The rise in stock has confirmed that there are more people investing in the company based on past performance and a robust outlook. The stock has climbed over 107% in the past six months and over 46% in the past three months. The shares have risen over 277% in the past five years and over 52% in the past year.

The market experts believe that the company’s performance during the holiday season is likely to be robust. Along with this, the upcoming fourth-quarter results could turn beneficial by the search interest and partnerships with major celebrities.
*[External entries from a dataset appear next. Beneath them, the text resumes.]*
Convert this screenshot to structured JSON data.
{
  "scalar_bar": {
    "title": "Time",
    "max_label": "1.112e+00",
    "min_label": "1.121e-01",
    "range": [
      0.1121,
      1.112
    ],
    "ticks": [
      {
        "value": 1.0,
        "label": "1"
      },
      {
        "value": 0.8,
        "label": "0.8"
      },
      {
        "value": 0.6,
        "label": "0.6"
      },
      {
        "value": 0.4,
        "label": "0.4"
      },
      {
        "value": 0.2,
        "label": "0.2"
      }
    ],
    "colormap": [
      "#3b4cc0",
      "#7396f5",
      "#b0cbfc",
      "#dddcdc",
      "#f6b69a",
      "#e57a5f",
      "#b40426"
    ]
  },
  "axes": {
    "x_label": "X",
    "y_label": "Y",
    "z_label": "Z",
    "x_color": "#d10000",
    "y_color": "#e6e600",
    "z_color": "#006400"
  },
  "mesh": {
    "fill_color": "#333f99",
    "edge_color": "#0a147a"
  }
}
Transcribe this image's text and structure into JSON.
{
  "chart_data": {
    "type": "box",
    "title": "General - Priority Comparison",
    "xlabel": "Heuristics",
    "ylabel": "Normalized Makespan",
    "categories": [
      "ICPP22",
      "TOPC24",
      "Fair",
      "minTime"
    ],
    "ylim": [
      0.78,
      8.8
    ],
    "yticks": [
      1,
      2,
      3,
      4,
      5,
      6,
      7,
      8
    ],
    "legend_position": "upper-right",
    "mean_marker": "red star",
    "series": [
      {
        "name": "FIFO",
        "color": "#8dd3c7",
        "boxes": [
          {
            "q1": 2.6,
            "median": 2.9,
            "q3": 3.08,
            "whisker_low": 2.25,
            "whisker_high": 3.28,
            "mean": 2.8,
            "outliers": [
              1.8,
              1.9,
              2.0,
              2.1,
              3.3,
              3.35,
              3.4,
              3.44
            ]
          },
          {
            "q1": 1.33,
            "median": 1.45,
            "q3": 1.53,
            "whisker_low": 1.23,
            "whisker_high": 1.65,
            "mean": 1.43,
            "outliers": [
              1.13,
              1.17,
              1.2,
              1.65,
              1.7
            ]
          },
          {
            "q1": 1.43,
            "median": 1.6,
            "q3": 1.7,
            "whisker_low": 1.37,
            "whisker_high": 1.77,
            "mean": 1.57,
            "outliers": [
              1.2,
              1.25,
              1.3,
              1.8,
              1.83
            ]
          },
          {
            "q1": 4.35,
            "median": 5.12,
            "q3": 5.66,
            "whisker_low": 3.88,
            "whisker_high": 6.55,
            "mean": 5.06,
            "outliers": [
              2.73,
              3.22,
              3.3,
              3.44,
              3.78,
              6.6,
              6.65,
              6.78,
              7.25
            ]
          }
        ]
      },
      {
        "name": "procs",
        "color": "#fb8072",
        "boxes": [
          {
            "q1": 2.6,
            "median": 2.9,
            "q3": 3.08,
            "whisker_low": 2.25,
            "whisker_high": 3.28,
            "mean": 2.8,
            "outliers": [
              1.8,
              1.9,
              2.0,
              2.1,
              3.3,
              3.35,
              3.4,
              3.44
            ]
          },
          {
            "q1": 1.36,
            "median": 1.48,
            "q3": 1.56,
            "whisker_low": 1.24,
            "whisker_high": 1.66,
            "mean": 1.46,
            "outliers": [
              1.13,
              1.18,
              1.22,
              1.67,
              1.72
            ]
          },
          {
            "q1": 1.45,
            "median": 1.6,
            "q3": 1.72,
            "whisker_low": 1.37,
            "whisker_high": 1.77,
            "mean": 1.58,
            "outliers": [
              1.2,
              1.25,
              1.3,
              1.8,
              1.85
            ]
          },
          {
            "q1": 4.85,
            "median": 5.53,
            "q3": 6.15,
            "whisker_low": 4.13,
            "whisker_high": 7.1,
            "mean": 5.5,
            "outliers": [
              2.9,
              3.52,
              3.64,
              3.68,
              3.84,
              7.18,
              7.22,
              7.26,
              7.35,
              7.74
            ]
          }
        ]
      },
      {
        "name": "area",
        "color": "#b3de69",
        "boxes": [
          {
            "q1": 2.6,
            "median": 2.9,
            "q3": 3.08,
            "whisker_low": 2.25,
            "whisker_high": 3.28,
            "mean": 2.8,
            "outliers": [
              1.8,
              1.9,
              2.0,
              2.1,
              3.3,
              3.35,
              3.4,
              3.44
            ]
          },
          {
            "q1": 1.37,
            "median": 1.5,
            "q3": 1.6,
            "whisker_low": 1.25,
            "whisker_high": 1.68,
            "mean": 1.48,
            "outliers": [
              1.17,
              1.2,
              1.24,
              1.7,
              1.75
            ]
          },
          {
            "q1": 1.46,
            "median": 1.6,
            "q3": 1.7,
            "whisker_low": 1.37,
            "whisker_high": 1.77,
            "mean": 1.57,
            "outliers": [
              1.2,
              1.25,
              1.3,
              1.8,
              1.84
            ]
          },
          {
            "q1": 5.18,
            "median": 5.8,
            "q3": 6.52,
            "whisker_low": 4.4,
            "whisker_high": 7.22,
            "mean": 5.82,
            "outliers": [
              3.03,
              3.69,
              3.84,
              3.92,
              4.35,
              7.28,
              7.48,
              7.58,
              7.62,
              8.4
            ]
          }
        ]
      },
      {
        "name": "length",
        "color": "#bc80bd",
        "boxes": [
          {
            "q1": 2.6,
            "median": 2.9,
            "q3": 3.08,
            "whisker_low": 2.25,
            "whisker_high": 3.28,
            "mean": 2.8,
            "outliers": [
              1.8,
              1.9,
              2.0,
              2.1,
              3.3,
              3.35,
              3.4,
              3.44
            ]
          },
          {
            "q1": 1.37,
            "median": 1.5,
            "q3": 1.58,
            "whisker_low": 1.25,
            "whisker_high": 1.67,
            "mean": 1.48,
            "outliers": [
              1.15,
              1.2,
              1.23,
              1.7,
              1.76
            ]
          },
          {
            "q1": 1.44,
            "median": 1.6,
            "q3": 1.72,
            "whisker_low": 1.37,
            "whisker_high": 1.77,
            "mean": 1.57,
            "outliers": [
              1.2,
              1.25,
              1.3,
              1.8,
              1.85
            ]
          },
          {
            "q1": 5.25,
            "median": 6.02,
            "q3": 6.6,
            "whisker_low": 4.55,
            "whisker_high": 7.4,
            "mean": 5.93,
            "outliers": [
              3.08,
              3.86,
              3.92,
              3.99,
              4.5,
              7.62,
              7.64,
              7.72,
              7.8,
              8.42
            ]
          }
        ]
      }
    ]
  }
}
The consumer demand for Crocs footwear has turned out to be strong and the shift in fashion trends has till now been positive on the stock. The company’s brand continued to sound strongly with consumers due to its impactful marketing and iconic products. Crocs continue to roll out exciting new marketing content and collaborations.
The company also continues to see good traction from the consumers on the global marketplaces and this could be confirmed by the growth in the revenues. The company’s e-commerce continues to increase as the increasing brand heat continues to drive more traffic to Crocs sites.
For the third quarter, Crocs reported a 240% jump in earnings driven by lower expenses as well as higher revenue. The company’s America business delivered exceptional growth, driven in part by another highly successful back to school season. Wholesale revenues grew 25.4%, e-commerce revenues grew 28.2%, and retail comparable store sales grew 12.5%.
For the fourth quarter, the company expects revenue in the range of $245-255 million. Revenue is predicted to grow by 11-12% in 2019 over last year, and by 12-14% year-over-year in 2020. The currency changes and store closures remained a concern in the top-line growth.